César Moro, de son vrai nom Alfredo Quíspez Asín, né à Lima (Pérou) le 19 août 1903. Fils d’un médecin d’origine provinciale, le docteur Jesus Quíspez Asín, qui meurt quand il n’a pas encore cinq ans. Pour subvenir à l’éducation de ses quatre fils (le deuxième,Carlos Quizpez-Asín (1900-1983), deviendra l’un des plus grands peintres péruviens et du continent américain du XXe siècle ; alors que le troisième, Alfredo Quíspez Asín deviendra César Moro), la mère, dona Maria Mas Puch, prend quelques pensionnaires, dont une vieille fille au pittoresque saugrenu, Maria Carreno, qui toute sa vie fournira à la mythologie du poète.
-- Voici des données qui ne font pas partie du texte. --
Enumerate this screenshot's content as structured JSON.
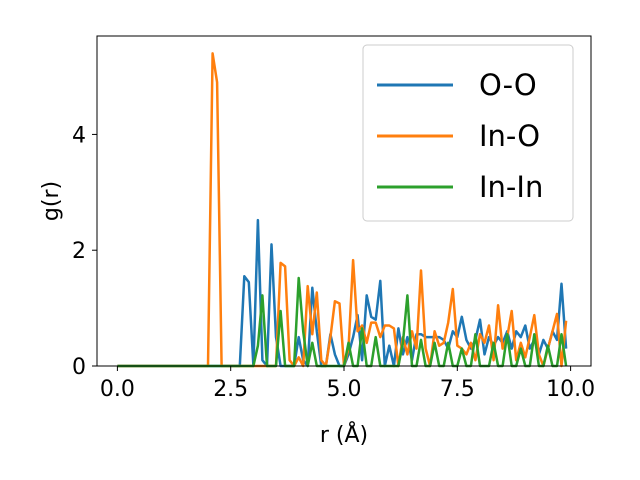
{
  "chart_data": {
    "type": "line",
    "xlabel": "r (Å)",
    "ylabel": "g(r)",
    "xlim": [
      -0.45,
      10.45
    ],
    "ylim": [
      0,
      5.7
    ],
    "xticks": [
      0.0,
      2.5,
      5.0,
      7.5,
      10.0
    ],
    "xtick_labels": [
      "0.0",
      "2.5",
      "5.0",
      "7.5",
      "10.0"
    ],
    "yticks": [
      0,
      2,
      4
    ],
    "ytick_labels": [
      "0",
      "2",
      "4"
    ],
    "legend_position": "top-right",
    "grid": false,
    "series": [
      {
        "name": "O-O",
        "color": "#1f77b4",
        "points": [
          [
            0.0,
            0
          ],
          [
            2.7,
            0
          ],
          [
            2.8,
            1.55
          ],
          [
            2.9,
            1.45
          ],
          [
            3.0,
            0
          ],
          [
            3.1,
            2.52
          ],
          [
            3.2,
            0.1
          ],
          [
            3.3,
            0
          ],
          [
            3.4,
            2.1
          ],
          [
            3.5,
            0.5
          ],
          [
            3.6,
            0.0
          ],
          [
            3.7,
            0
          ],
          [
            3.8,
            0
          ],
          [
            3.9,
            0
          ],
          [
            4.0,
            0.5
          ],
          [
            4.1,
            0.1
          ],
          [
            4.2,
            0.0
          ],
          [
            4.3,
            1.35
          ],
          [
            4.4,
            0.6
          ],
          [
            4.5,
            0.0
          ],
          [
            4.6,
            0
          ],
          [
            4.7,
            0.55
          ],
          [
            4.8,
            0.2
          ],
          [
            4.9,
            0.0
          ],
          [
            5.0,
            0
          ],
          [
            5.1,
            0.2
          ],
          [
            5.2,
            0.5
          ],
          [
            5.3,
            0.88
          ],
          [
            5.4,
            0.1
          ],
          [
            5.5,
            1.22
          ],
          [
            5.6,
            0.85
          ],
          [
            5.7,
            0.8
          ],
          [
            5.8,
            1.47
          ],
          [
            5.9,
            0.0
          ],
          [
            6.0,
            0.35
          ],
          [
            6.1,
            0.0
          ],
          [
            6.2,
            0.65
          ],
          [
            6.3,
            0.2
          ],
          [
            6.4,
            0.5
          ],
          [
            6.5,
            0.1
          ],
          [
            6.6,
            0.55
          ],
          [
            6.7,
            0.55
          ],
          [
            6.8,
            0.5
          ],
          [
            6.9,
            0.5
          ],
          [
            7.0,
            0.5
          ],
          [
            7.1,
            0.5
          ],
          [
            7.2,
            0.45
          ],
          [
            7.3,
            0.3
          ],
          [
            7.4,
            0.6
          ],
          [
            7.5,
            0.5
          ],
          [
            7.6,
            0.85
          ],
          [
            7.7,
            0.45
          ],
          [
            7.8,
            0.3
          ],
          [
            7.9,
            0.45
          ],
          [
            8.0,
            0.8
          ],
          [
            8.1,
            0.2
          ],
          [
            8.2,
            0.5
          ],
          [
            8.3,
            0.35
          ],
          [
            8.4,
            0.5
          ],
          [
            8.5,
            0.4
          ],
          [
            8.6,
            0.6
          ],
          [
            8.7,
            0.3
          ],
          [
            8.8,
            0.6
          ],
          [
            8.9,
            0.5
          ],
          [
            9.0,
            0.7
          ],
          [
            9.1,
            0.3
          ],
          [
            9.2,
            0.45
          ],
          [
            9.3,
            0.2
          ],
          [
            9.4,
            0.45
          ],
          [
            9.5,
            0.3
          ],
          [
            9.6,
            0.6
          ],
          [
            9.7,
            0.45
          ],
          [
            9.8,
            1.42
          ],
          [
            9.9,
            0.3
          ]
        ]
      },
      {
        "name": "In-O",
        "color": "#ff7f0e",
        "points": [
          [
            0.0,
            0
          ],
          [
            2.0,
            0
          ],
          [
            2.1,
            5.4
          ],
          [
            2.2,
            4.9
          ],
          [
            2.3,
            0
          ],
          [
            3.5,
            0
          ],
          [
            3.6,
            1.78
          ],
          [
            3.7,
            1.72
          ],
          [
            3.8,
            0.1
          ],
          [
            3.9,
            0.0
          ],
          [
            4.0,
            0.15
          ],
          [
            4.1,
            0.0
          ],
          [
            4.2,
            1.38
          ],
          [
            4.3,
            0.55
          ],
          [
            4.4,
            1.27
          ],
          [
            4.5,
            0.1
          ],
          [
            4.6,
            0.0
          ],
          [
            4.7,
            0.5
          ],
          [
            4.8,
            1.12
          ],
          [
            4.9,
            1.08
          ],
          [
            5.0,
            0.0
          ],
          [
            5.1,
            0.3
          ],
          [
            5.2,
            1.83
          ],
          [
            5.3,
            0.6
          ],
          [
            5.4,
            0.7
          ],
          [
            5.5,
            0.4
          ],
          [
            5.6,
            0.75
          ],
          [
            5.7,
            0.75
          ],
          [
            5.8,
            0.5
          ],
          [
            5.9,
            0.7
          ],
          [
            6.0,
            0.7
          ],
          [
            6.1,
            0.65
          ],
          [
            6.2,
            0.0
          ],
          [
            6.3,
            0.5
          ],
          [
            6.4,
            0.2
          ],
          [
            6.5,
            0.6
          ],
          [
            6.6,
            0.3
          ],
          [
            6.7,
            1.65
          ],
          [
            6.8,
            0.3
          ],
          [
            6.9,
            0.0
          ],
          [
            7.0,
            0.6
          ],
          [
            7.1,
            0.35
          ],
          [
            7.2,
            0.4
          ],
          [
            7.3,
            0.75
          ],
          [
            7.4,
            1.33
          ],
          [
            7.5,
            0.35
          ],
          [
            7.6,
            0.3
          ],
          [
            7.7,
            0.2
          ],
          [
            7.8,
            0.4
          ],
          [
            7.9,
            0.1
          ],
          [
            8.0,
            0.55
          ],
          [
            8.1,
            0.4
          ],
          [
            8.2,
            0.7
          ],
          [
            8.3,
            0.1
          ],
          [
            8.4,
            1.05
          ],
          [
            8.5,
            0.3
          ],
          [
            8.6,
            0.5
          ],
          [
            8.7,
            0.95
          ],
          [
            8.8,
            0.1
          ],
          [
            8.9,
            0.4
          ],
          [
            9.0,
            0.15
          ],
          [
            9.1,
            0.5
          ],
          [
            9.2,
            0.88
          ],
          [
            9.3,
            0.2
          ],
          [
            9.4,
            0.0
          ],
          [
            9.5,
            0.3
          ],
          [
            9.6,
            0.6
          ],
          [
            9.7,
            0.9
          ],
          [
            9.8,
            0.0
          ],
          [
            9.9,
            0.78
          ]
        ]
      },
      {
        "name": "In-In",
        "color": "#2ca02c",
        "points": [
          [
            0.0,
            0
          ],
          [
            2.9,
            0
          ],
          [
            3.0,
            0.0
          ],
          [
            3.1,
            0.35
          ],
          [
            3.2,
            1.22
          ],
          [
            3.3,
            0.0
          ],
          [
            3.4,
            0.0
          ],
          [
            3.5,
            0.0
          ],
          [
            3.6,
            0.95
          ],
          [
            3.7,
            0.0
          ],
          [
            3.8,
            0.0
          ],
          [
            3.9,
            0.0
          ],
          [
            4.0,
            1.52
          ],
          [
            4.1,
            0.6
          ],
          [
            4.2,
            0.0
          ],
          [
            4.3,
            0.4
          ],
          [
            4.4,
            0.0
          ],
          [
            4.5,
            0.0
          ],
          [
            4.6,
            0.0
          ],
          [
            4.7,
            0.0
          ],
          [
            4.8,
            0.0
          ],
          [
            4.9,
            0.0
          ],
          [
            5.0,
            0.0
          ],
          [
            5.1,
            0.4
          ],
          [
            5.2,
            0.0
          ],
          [
            5.3,
            0.0
          ],
          [
            5.4,
            0.65
          ],
          [
            5.5,
            0.0
          ],
          [
            5.6,
            0.0
          ],
          [
            5.7,
            0.5
          ],
          [
            5.8,
            0.0
          ],
          [
            5.9,
            0.0
          ],
          [
            6.0,
            0.0
          ],
          [
            6.1,
            0.0
          ],
          [
            6.2,
            0.0
          ],
          [
            6.3,
            0.4
          ],
          [
            6.4,
            1.22
          ],
          [
            6.5,
            0.0
          ],
          [
            6.6,
            0.0
          ],
          [
            6.7,
            0.45
          ],
          [
            6.8,
            0.0
          ],
          [
            6.9,
            0.0
          ],
          [
            7.0,
            0.4
          ],
          [
            7.1,
            0.0
          ],
          [
            7.2,
            0.0
          ],
          [
            7.3,
            0.4
          ],
          [
            7.4,
            0.0
          ],
          [
            7.5,
            0.0
          ],
          [
            7.6,
            0.3
          ],
          [
            7.7,
            0.0
          ],
          [
            7.8,
            0.0
          ],
          [
            7.9,
            0.55
          ],
          [
            8.0,
            0.0
          ],
          [
            8.1,
            0.0
          ],
          [
            8.2,
            0.0
          ],
          [
            8.3,
            0.4
          ],
          [
            8.4,
            0.0
          ],
          [
            8.5,
            0.0
          ],
          [
            8.6,
            0.55
          ],
          [
            8.7,
            0.0
          ],
          [
            8.8,
            0.0
          ],
          [
            8.9,
            0.3
          ],
          [
            9.0,
            0.0
          ],
          [
            9.1,
            0.0
          ],
          [
            9.2,
            0.55
          ],
          [
            9.3,
            0.0
          ],
          [
            9.4,
            0.0
          ],
          [
            9.5,
            0.35
          ],
          [
            9.6,
            0.0
          ],
          [
            9.7,
            0.0
          ],
          [
            9.8,
            0.55
          ],
          [
            9.9,
            0.0
          ]
        ]
      }
    ]
  }
}
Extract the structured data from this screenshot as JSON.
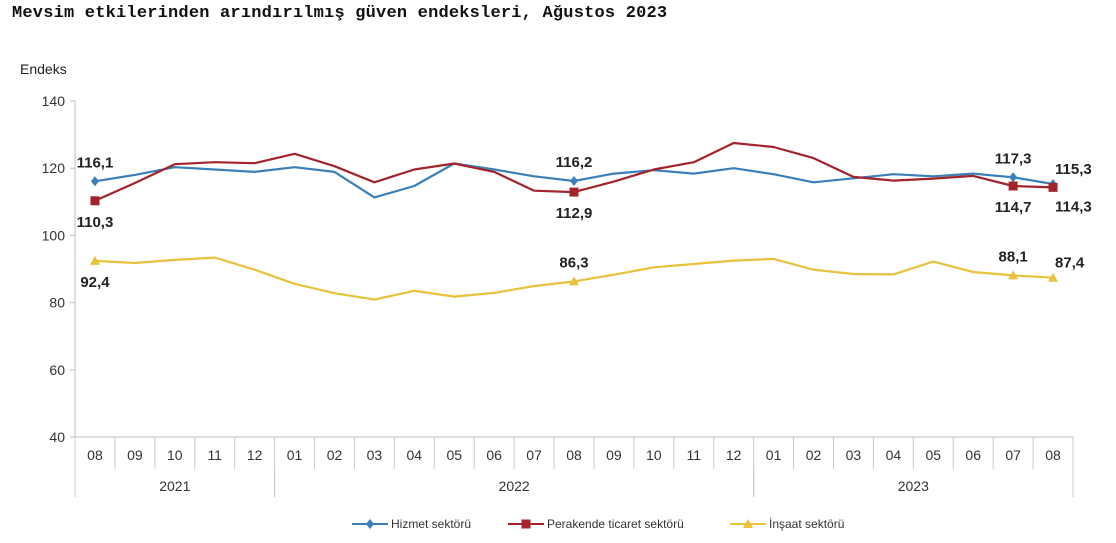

Autres éléments de son enfance qu’il retenait : le « bestiaire » du Zoologique, dans lequel le promenait son grand-père, un Espagnol qui, après des déboires dans les affaires, en était devenu Directeur.
Puis certains endroits « magiques », comme le vieux Musée national, la fontaine du Parc de Neptune, les « monuments » au naturaliste italien Raimondi ou à l’amiral français Dupetit-Thouars. Il commence à étudier au Collège jésuite de « la Inmmaculada ». N’en supporte pas longtemps la discipline et s’arrange pour qu’on l’expulse. Les seuls cours auxquels il aura prêté attention : les cours de français. Très tôt, il s’est mis à dessiner, à peindre et, quoiqu’à un moindre degré, à écrire.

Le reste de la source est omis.